Sandeman - Old Tawny Porto 50 Years NV
Sandeman Description
This wine was produced under the watchful eye of a team led by Luis Sottomayor, who is renowned for his ageing and blending of Port wines. The pinnacle, in terms of excellence, of Sandeman's range of Aged Tawnies, this blended wine consists of wines with an average age of 50-year-old. It forms part of a range of remarkable consistency that has won international acclaim.
Tasting Notes
LAST TASTED
A golden colour with greenish tints. An aroma of good aromatic intensity and excellent complexity with balsamic notes of cedar and tobacco box, hints of wax and ginger, and spices such as pepper. It has further notes of caramelised fruit and jammy apricots. On the palate, it has good volume and a vibrant acidity with prominent notes of spices and crystallised fruit that invite an extraordinarily long and elegant finish.
James Suckling: 97 Points
Aromas of salted nuts, toffee, brittle, and hints of tar. Honey. Candied almonds. Medium body. Very sweet. Crunchy and fresh. A blend of ports aged in wood from 40 years to 80 years. This is a new category for tawny port. Drink now.
Wine Enthusiast: 96 Points
Taking advantage of the newly created 50-year-old tawny category, this famous producer has launched a dense, intense Port. The wine's concentration is immense, wood and old gold flavors almost incidental in an age defying wine. Drink this fine wine now. Editors’ Choice.
Wine Spectator: 96 Points
A bird of a different feather, this tawny Port features a high-pitched jasmine note along with a range of singed white peach, bitter almond, hazelnut husk, dried clementine and green fig flavors that glide through effortlessly, all carried by superfine acidity through a remarkably long and persistent finish that tilts to the dry side. Shows delicate sweetness, which lets the panoply of flavors play out unencumbered. Beautiful. Drink now. 230 cases made, 111 cases imported.

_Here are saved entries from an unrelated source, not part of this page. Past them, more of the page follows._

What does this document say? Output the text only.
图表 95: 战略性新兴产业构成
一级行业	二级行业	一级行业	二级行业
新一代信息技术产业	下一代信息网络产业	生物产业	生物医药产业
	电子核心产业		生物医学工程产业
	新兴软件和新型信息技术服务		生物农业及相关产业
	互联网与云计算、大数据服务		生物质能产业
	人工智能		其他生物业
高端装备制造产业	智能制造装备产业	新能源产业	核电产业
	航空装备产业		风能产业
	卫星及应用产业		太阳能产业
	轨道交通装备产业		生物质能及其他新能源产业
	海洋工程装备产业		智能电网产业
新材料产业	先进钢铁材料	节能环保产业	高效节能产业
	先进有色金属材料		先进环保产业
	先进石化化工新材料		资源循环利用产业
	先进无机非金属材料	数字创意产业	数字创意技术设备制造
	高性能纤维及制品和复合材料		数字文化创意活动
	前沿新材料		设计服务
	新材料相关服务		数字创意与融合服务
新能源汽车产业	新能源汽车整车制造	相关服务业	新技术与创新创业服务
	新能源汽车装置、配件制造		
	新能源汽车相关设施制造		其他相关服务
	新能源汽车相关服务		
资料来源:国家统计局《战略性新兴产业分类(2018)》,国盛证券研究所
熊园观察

Decanter Magazine: 95 Points
Wine Advocate
The NV 50 Years Old Tawny Porto is a typical Douro field blend bottled in April 2022 with a Vinolok stopper and 124.8 grams per liter of residual sugar. Is this a step up qualitatively over the lovely 40 Year? I'd say the 40 is better, but that's a hard question to answer because this seems so differently styled. Most of the age-indicated Tawnies from Sandeman have some stylistic similarity. This does too, but if you were going to pick one in the group as an outlier, this is it. It seems drier and sterner. The most notable difference is in some power, the way this attacks on the finish in a fairly stern fashion and seems to brood. It dries as it lingers and leans a little more to the brandy side of the ledger (without becoming hot). It maintains the otherwise elegant style and relatively lively demeanor, relative to age, of its siblings. It is by far the darkest and most nuanced of the Tawnies, and it is very concentrated. Complexity is often the biggest selling point for me, but I'd still pick the lusher but still intense 40 Year as my favorite of the group. That certainly has plenty of complexity on its own, but this wins on power. Pick 'em. While mine is the 40, this 50 might do even better if you like to pair them with cheeses and the like.